Many of the heretics in the Middle Ages had crazy ideas. But other ideas have since proved to be true, like the fact that the Earth is round. In the same way, not all conspiracies are equal. Some are hysterical and paranoid, and lead to events like Waco and Jamestown. But others have progressive views about human potential, ask awkward questions intelligently, and don’t pretend to have a monopoly on the truth. Unfortunately, they are all tarred with the same brush.

Some claim that the wackier theorists are working for the CIA to discredit the more sensible ones. These include David Icke (in The Biggest Secret, he claims that the Queen Mum and various US presidents are shape-shifting lizard aliens who eat children), Cathy O’Brien (who claims in The Trance-formation of America that US presidents hunt women with rifles for sport), and Bill Cooper (author of our health minister’s favourite, Behold a Pale Horse).

Perhaps a useful attitude is that of Bob Frissel, who called his bestseller Nothing in this Book is True, but it’s Exactly How Things Are. He constructs a grand theory of kookiness without pretending to be able to prove anything. Another approach is using fiction, like Robert Anton Wilson’s astounding The Illuminatus! Trilogy, and Umberto Eco’s Foucault’s Pendulum.

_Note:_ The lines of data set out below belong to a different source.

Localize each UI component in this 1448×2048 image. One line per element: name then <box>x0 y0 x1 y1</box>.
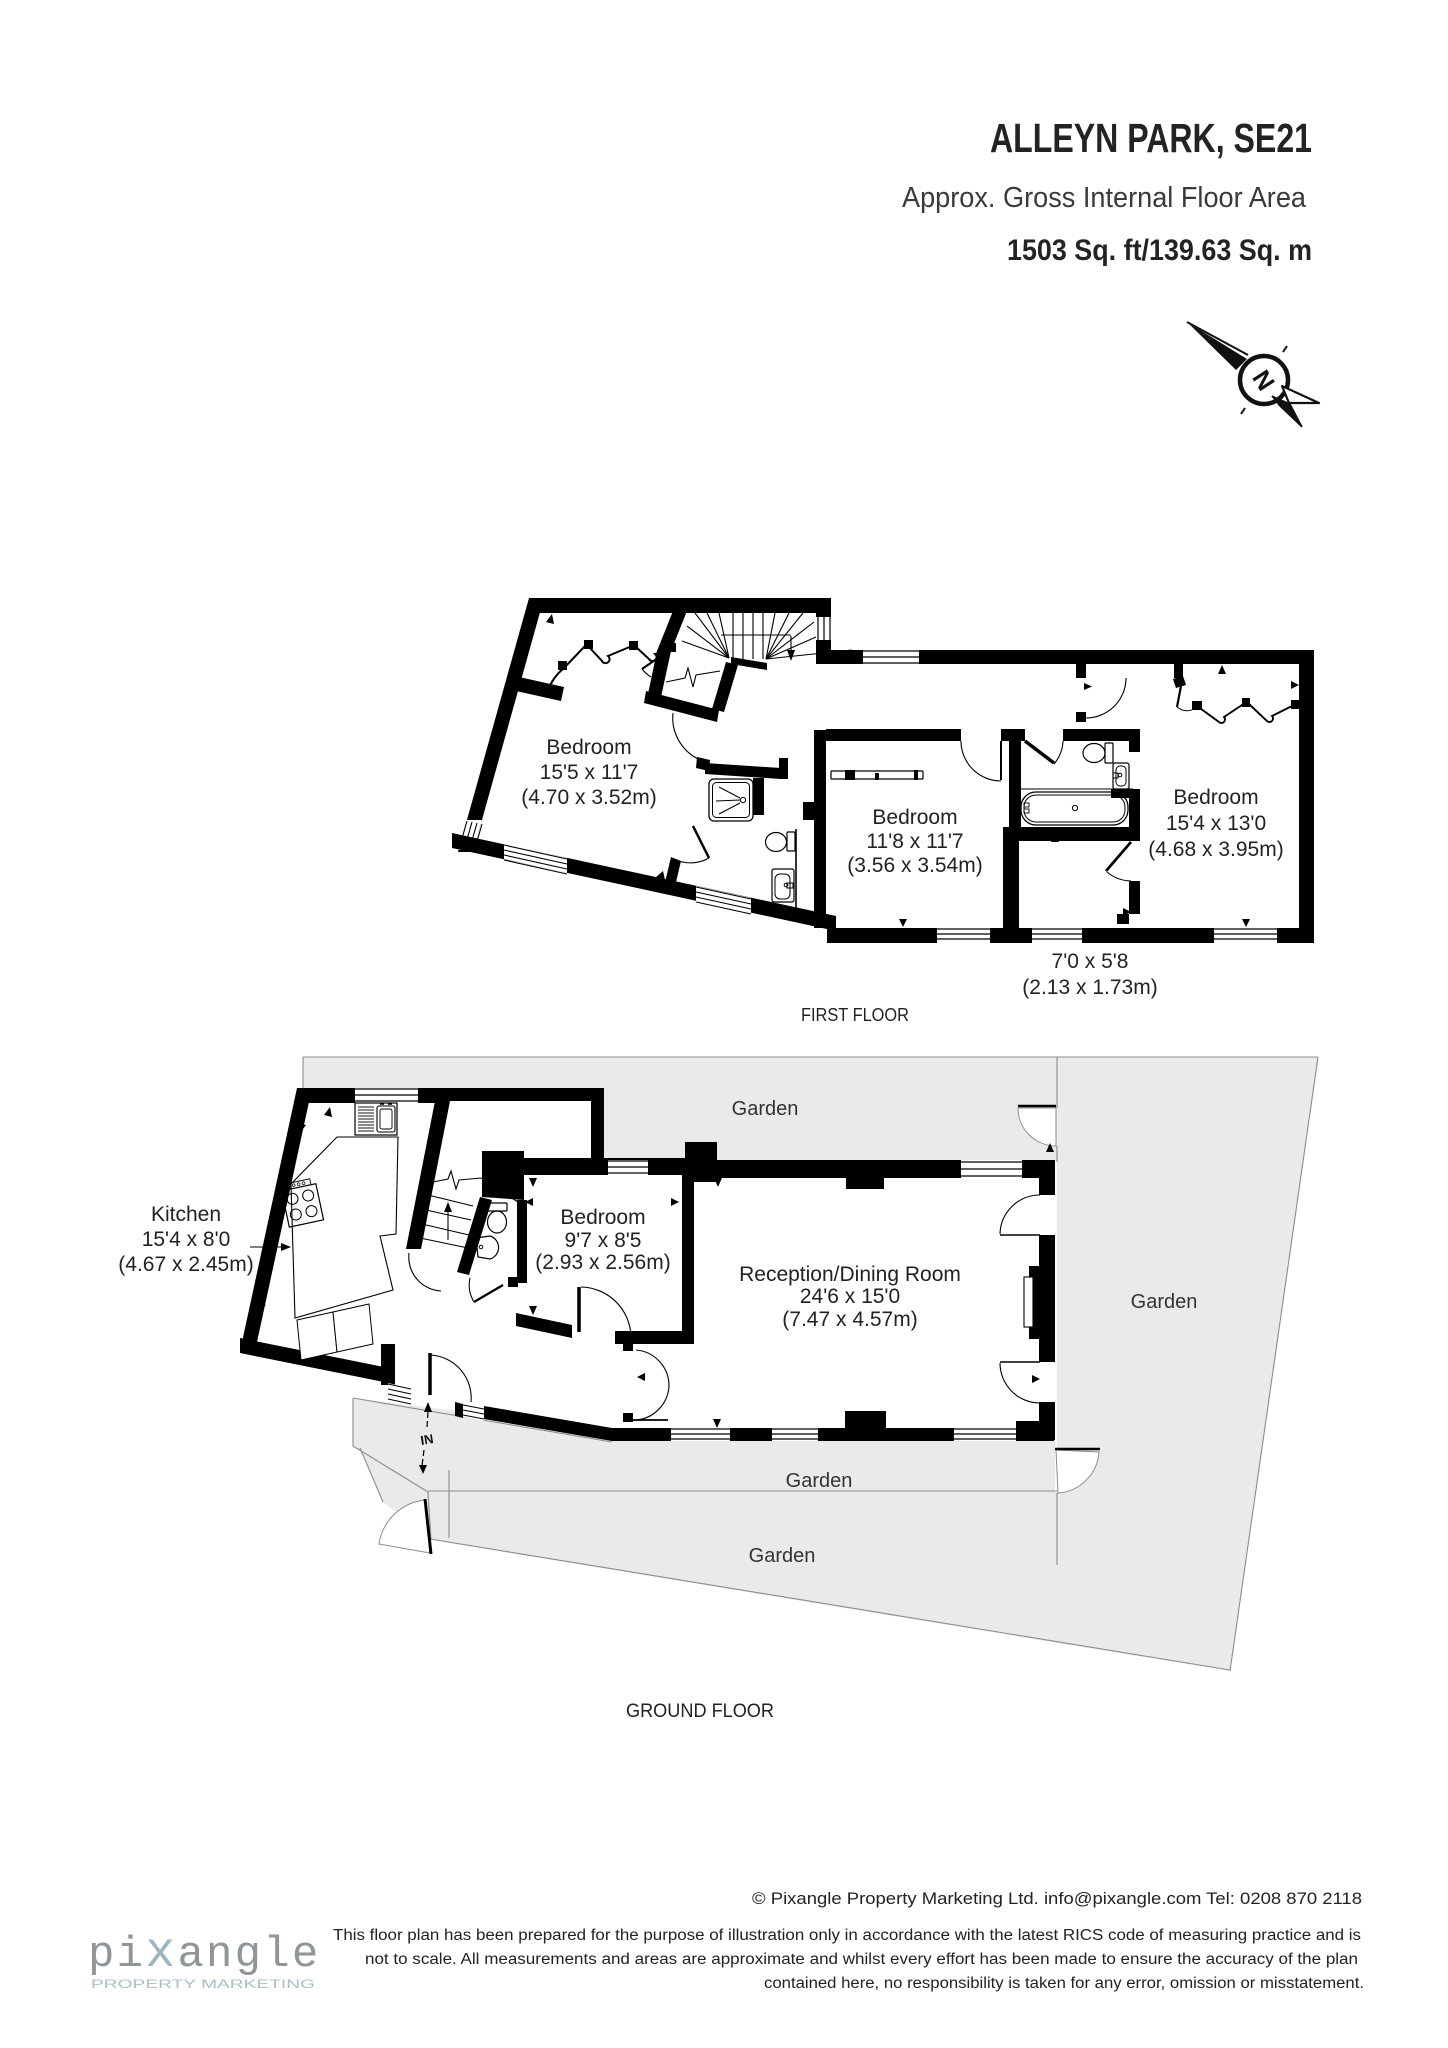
svg-text:Bedroom: Bedroom <box>1173 786 1258 809</box>
svg-text:contained here, no responsibil: contained here, no responsibility is tak… <box>764 1975 1364 1992</box>
svg-text:(2.13 x 1.73m): (2.13 x 1.73m) <box>1022 976 1157 999</box>
svg-text:pixangle: pixangle <box>88 1925 320 1982</box>
svg-text:(7.47 x 4.57m): (7.47 x 4.57m) <box>782 1308 917 1331</box>
svg-text:ALLEYN PARK, SE21: ALLEYN PARK, SE21 <box>990 115 1312 161</box>
svg-text:Bedroom: Bedroom <box>560 1206 645 1229</box>
svg-text:Garden: Garden <box>786 1470 853 1492</box>
svg-text:Reception/Dining Room: Reception/Dining Room <box>739 1263 961 1286</box>
svg-text:(4.68 x 3.95m): (4.68 x 3.95m) <box>1148 838 1283 861</box>
svg-text:1503 Sq. ft/139.63 Sq. m: 1503 Sq. ft/139.63 Sq. m <box>1007 234 1312 267</box>
svg-text:Bedroom: Bedroom <box>872 806 957 829</box>
svg-text:Garden: Garden <box>749 1545 816 1567</box>
svg-text:This floor plan has been prepa: This floor plan has been prepared for th… <box>333 1927 1361 1944</box>
svg-text:(4.67 x 2.45m): (4.67 x 2.45m) <box>118 1253 253 1276</box>
svg-text:15'5 x 11'7: 15'5 x 11'7 <box>540 761 639 784</box>
svg-text:Approx. Gross Internal Floor A: Approx. Gross Internal Floor Area <box>902 182 1307 214</box>
svg-text:9'7 x 8'5: 9'7 x 8'5 <box>565 1229 642 1252</box>
svg-text:7'0 x 5'8: 7'0 x 5'8 <box>1052 950 1129 973</box>
svg-text:(3.56 x 3.54m): (3.56 x 3.54m) <box>847 854 982 877</box>
svg-text:15'4 x 8'0: 15'4 x 8'0 <box>142 1228 231 1251</box>
svg-text:11'8 x 11'7: 11'8 x 11'7 <box>866 830 963 853</box>
svg-text:24'6 x 15'0: 24'6 x 15'0 <box>800 1285 900 1308</box>
svg-text:Bedroom: Bedroom <box>546 736 631 759</box>
svg-text:15'4 x 13'0: 15'4 x 13'0 <box>1166 812 1266 835</box>
svg-text:PROPERTY MARKETING: PROPERTY MARKETING <box>91 1977 315 1991</box>
svg-text:GROUND FLOOR: GROUND FLOOR <box>626 1701 774 1722</box>
svg-text:Garden: Garden <box>732 1098 799 1120</box>
svg-text:(2.93 x 2.56m): (2.93 x 2.56m) <box>535 1251 670 1274</box>
svg-text:Garden: Garden <box>1131 1291 1198 1313</box>
svg-text:IN: IN <box>419 1431 434 1448</box>
svg-text:(4.70 x 3.52m): (4.70 x 3.52m) <box>521 786 656 809</box>
svg-text:not to scale. All measurements: not to scale. All measurements and areas… <box>365 1951 1358 1968</box>
svg-text:Kitchen: Kitchen <box>151 1203 221 1226</box>
svg-text:FIRST FLOOR: FIRST FLOOR <box>801 1005 909 1025</box>
svg-text:© Pixangle Property Marketing: © Pixangle Property Marketing Ltd. info@… <box>752 1889 1362 1908</box>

Conspiracy theories point to the human need to find meaning, and show how a dearth of real answers leads people to construct mythologies. Deconstructing these mythologies tells us a lot about the world we live in. They are not to be believed literally, but are myths that embody some truth, and are as worthy of study as any other myth. Sifting through the dross of conspiracies, and asking those “what if?” questions, helps liberate us from the mental straightjacket formed by the narrowing of acceptable discourse.

But I’ve got to go. I can hear those choppers hovering.